Не знаю, как с другими, но со мной Алексей Николаевич был разговорчив. Любил шутить, увлеченно рассказывал про разные театральные события. Был он чрезвычайно трудолюбив и не раз говорил, что нигде ему так легко не работается, как в Дубулты. Не помню года, чтобы он возвращался в Москву без новой, написанной здесь пьесы и ни одного сезона без его пьес в московских театрах.

Мне нравилось еще одно свойство Алексея Николаевича — он любил вкусно поесть. Надо было видеть с каким интересом, с каким знанием дела он выбирал на рынке копченую рыбу — салаку, бельдюгу, камбалу и, наконец, короля рыб — угря! И с каким аппетитом вся семья это поедала! Любо-дорого было смотреть!

Когда было завершено строительство нового дома, Арбузов прочно занял 901-й номер на девятом этаже с великолепным видом на море, а в хорошую погоду — даже на далекие шпили Риги. После кончины Алексея Николаевича 901-ый номер еще долго продолжал называться «арбузовский».

Нельзя не вспомнить о двух писателях, без которых немыслимо представить себе лето в Доме творчества. Это были два друга: Борис Ямпольский и Илья Константиновский. Они почти не разлучались, хотя постоянно ссорились. Было забавно наблюдать за ними с дюн, когда они, стоя у кромки воды, о чем-то спорили. Оба яростно жестикулировали, отбегали друг от друга, возвращались, пару минут мирно разговаривали, затем вновь начинали возбужденно жестикулировать, разбегались в разные стороны, чтобы снова через несколько минут вернуться к разговору. Я, должна признаться, не воспринимала всерьез эту пару. Оба дружили с Леонидом, часто бывали у нас на даче. Мне они представлялись мелкими писателями и вечными холостяками. Как же я ошибалась! Лишь через несколько лет, прочитав «Мальчика с Голубиной улицы», я поняла, какой силы писателем был Боря Ямпольский. Благоприятное впечатление осталась у меня и от книг Ильи Константиновского. Сила их дружбы, взаимоуважение могли служить примером. Я счастлива, что оба подарили мне дружбу и доверие на долгие годы. Они помогли мне осознать, как поверхностно порой может быть первое впечатление о людях, как нельзя судить, не познав их сущности.

Одной из постоянных обитательниц Дома творчества была Мариэтта Шагинян. Уже очень пожилая, глуховатая, всегда со слуховым аппаратом наготове. Она много работала, вела себя чрезвычайно независимо, каждый день ходила на рынок в Майори за ягодами. Я несколько раз предлагала подвезти ее на машине, но она упорно отказывалась. Не соглашалась даже, чтобы я привозила с рынка ее корзинку. Мне было как-то неловко видеть, как она сама тащит довольно тяжелую поклажу.

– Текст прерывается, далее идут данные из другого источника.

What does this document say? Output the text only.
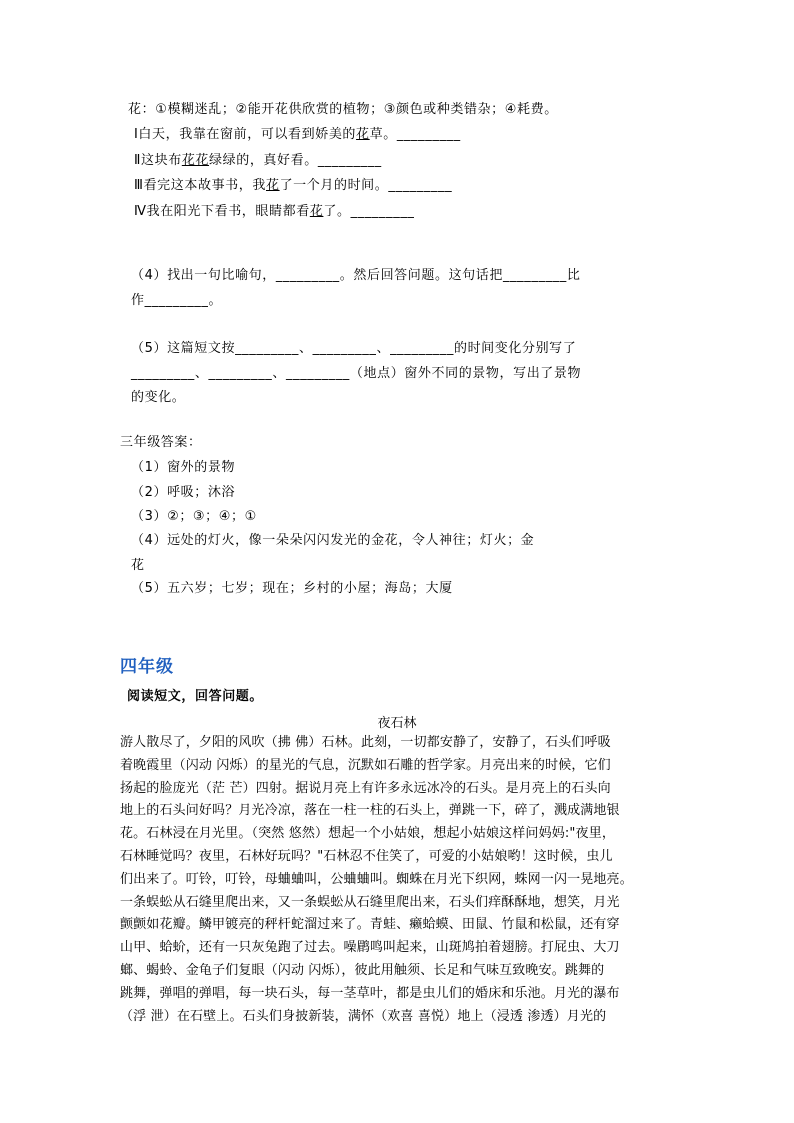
花：①模糊迷乱；②能开花供欣赏的植物；③颜色或种类错杂；④耗费。
Ⅰ白天，我靠在窗前，可以看到娇美的花草。_________
Ⅱ这块布花花绿绿的，真好看。_________
Ⅲ看完这本故事书，我花了一个月的时间。_________
Ⅳ我在阳光下看书，眼睛都看花了。_________
（4）找出一句比喻句，_________。然后回答问题。这句话把_________比
作_________。
（5）这篇短文按_________、_________、_________的时间变化分别写了
_________、_________、_________（地点）窗外不同的景物，写出了景物
的变化。
三年级答案：
（1）窗外的景物
（2）呼吸；沐浴
（3）②；③；④；①
（4）远处的灯火，像一朵朵闪闪发光的金花，令人神往；灯火；金
花
（5）五六岁；七岁；现在；乡村的小屋；海岛；大厦
四年级
阅读短文，回答问题。
夜石林
游人散尽了，夕阳的风吹（拂 佛）石林。此刻，一切都安静了，安静了，石头们呼吸
着晚霞里（闪动 闪烁）的星光的气息，沉默如石雕的哲学家。月亮出来的时候，它们
扬起的脸庞光（茫 芒）四射。据说月亮上有许多永远冰冷的石头。是月亮上的石头向
地上的石头问好吗？月光冷凉，落在一柱一柱的石头上，弹跳一下，碎了，溅成满地银
花。石林浸在月光里。（突然 悠然）想起一个小姑娘，想起小姑娘这样问妈妈:"夜里，
石林睡觉吗？夜里，石林好玩吗？"石林忍不住笑了，可爱的小姑娘哟！这时候，虫儿
们出来了。叮铃，叮铃，母蛐蛐叫，公蛐蛐叫。蜘蛛在月光下织网，蛛网一闪一晃地亮。
一条蜈蚣从石缝里爬出来，又一条蜈蚣从石缝里爬出来，石头们痒酥酥地，想笑，月光
颤颤如花瓣。鳞甲镀亮的秤杆蛇溜过来了。青蛙、癞蛤蟆、田鼠、竹鼠和松鼠，还有穿
山甲、蛤蚧，还有一只灰兔跑了过去。噪鹛鸣叫起来，山斑鸠拍着翅膀。打屁虫、大刀
螂、蝎蛉、金龟子们复眼（闪动 闪烁），彼此用触须、长足和气味互致晚安。跳舞的
跳舞，弹唱的弹唱，每一块石头，每一茎草叶，都是虫儿们的婚床和乐池。月光的瀑布
（浮 泄）在石壁上。石头们身披新装，满怀（欢喜 喜悦）地上（浸透 渗透）月光的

Мне объяснил причину ее столь странного поведения Ласкин. Оказывается, Мариэтта Сергеевна была страстно влюблена в Аркадия Райкина и ревновала меня к нему: он в то лето отдыхал с женой в Дзинтари и довольно часто приходил к нам на дачу. С тех пор я старалась не попадаться ей на глаза в присутствие Райкиных. Через некоторое время Мариэтта Сергеевна сменила гнев на милость, и я стала возить ее на рынок и сопровождать на прогулки.

Вспоминая многих интереснейших людей, с которыми меня свела судьба, я искала причину их благосклонности к моей персоне. Я всегда умела слушать, слушать заинтересованно. Я была нейтральна, ничьих интересов не затрагивала и мне, сами того не замечая, часто изливали душу. И еще — я умела молчать. Никому не повторяла услышанное. Как бы то ни было, я горжусь тем, что многие люди с таким доверием относились ко мне.

Еще одной любительницей и верной летней гостьей Дубулт была Элизабет Маньян, приезжающая ежегодно из Парижа по приглашению международной комиссии Союза писателей. С Элизабет, или, как оказалось, просто Елизаветой, Лизой, я сдружилась на долгие годы. Она была родом из Старой Руссы, откуда в двадцатые годы вместе с сестрой перебралась в Москву, и вскоре обе стали работать в Коминтерне. Обе вышли замуж за иностранцев: Лиза — за француза Маньяна, ставшего впоследствии крупным функционером Компартии Франции, а ее сестра — за коммуниста из Германии. Подозреваю, что сестры выполняли некое задание, но мне, естественно, Елизавета ничего об это не рассказывала.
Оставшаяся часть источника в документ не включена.